Dedicated software programs employ several techniques, including non-linear traveltime tomography, land-specific FWI, bending ray Kirchhoff migration, anisotropic depth imaging, and horizon-consistent velocity modeling, to achieve obtaining accurate earth models.
The near-surface model estimation uses nonlinear tomography, which considers topography and resolves lateral and vertical complexities. This can then be blended with the FWI solution for an integrated joint tomography/FWI velocity solution.
For land seismic acquisition, GRCI performs simultaneous source deblending, which is useful in reducing acquisition costs while improving data quality. GeoTomo has developed a methodology for deblending simultaneous source acquisition, which includes multiple source and self-sourced interference.
The methodology for vibroseis node acquisition is based on sound research and proven techniques, which involves using the residual left over after the coherent signal is re-blended and subtracted from the raw data in the common receiver domain. The method has a faster convergence compared to other approaches, especially on noisy data.

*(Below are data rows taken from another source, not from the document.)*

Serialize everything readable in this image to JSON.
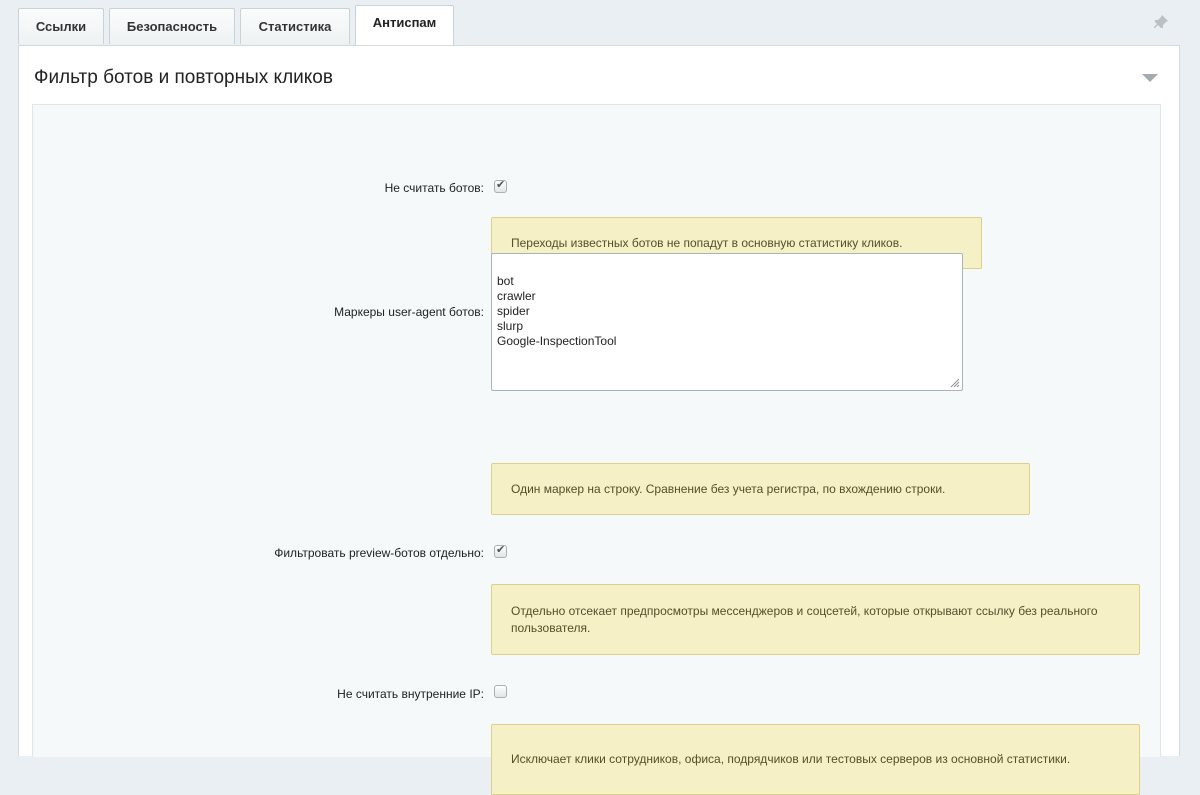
{
  "tabs": [
    {
      "label": "Ссылки"
    },
    {
      "label": "Безопасность"
    },
    {
      "label": "Статистика"
    },
    {
      "label": "Антиспам",
      "active": true
    }
  ],
  "section": {
    "title": "Фильтр ботов и повторных кликов"
  },
  "fields": {
    "skip_bots": {
      "label": "Не считать ботов:",
      "checked": true,
      "hint": "Переходы известных ботов не попадут в основную статистику кликов."
    },
    "ua_markers": {
      "label": "Маркеры user-agent ботов:",
      "value": "bot\ncrawler\nspider\nslurp\nGoogle-InspectionTool",
      "hint": "Один маркер на строку. Сравнение без учета регистра, по вхождению строки."
    },
    "preview_bots": {
      "label": "Фильтровать preview-ботов отдельно:",
      "checked": true,
      "hint": "Отдельно отсекает предпросмотры мессенджеров и соцсетей, которые открывают ссылку без реального пользователя."
    },
    "internal_ip": {
      "label": "Не считать внутренние IP:",
      "checked": false,
      "hint": "Исключает клики сотрудников, офиса, подрядчиков или тестовых серверов из основной статистики."
    }
  },
  "icons": {
    "pin": "pin-icon",
    "collapse": "chevron-down-icon",
    "check": "check-icon",
    "resize": "resize-grip-icon"
  }
}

Compressive sensing reconstruction is also used, which involves using a non-uniform spacing of sources and/or receivers to estimate the complete data spectrum in an appropriate transform domain. This allows for the reconstruction of the data at a finer spacing. The software applies noise attenuation algorithms by running the compressive sensing reconstruction in the cross-spread domain, resulting in a finely sampled dataset with a regular grid.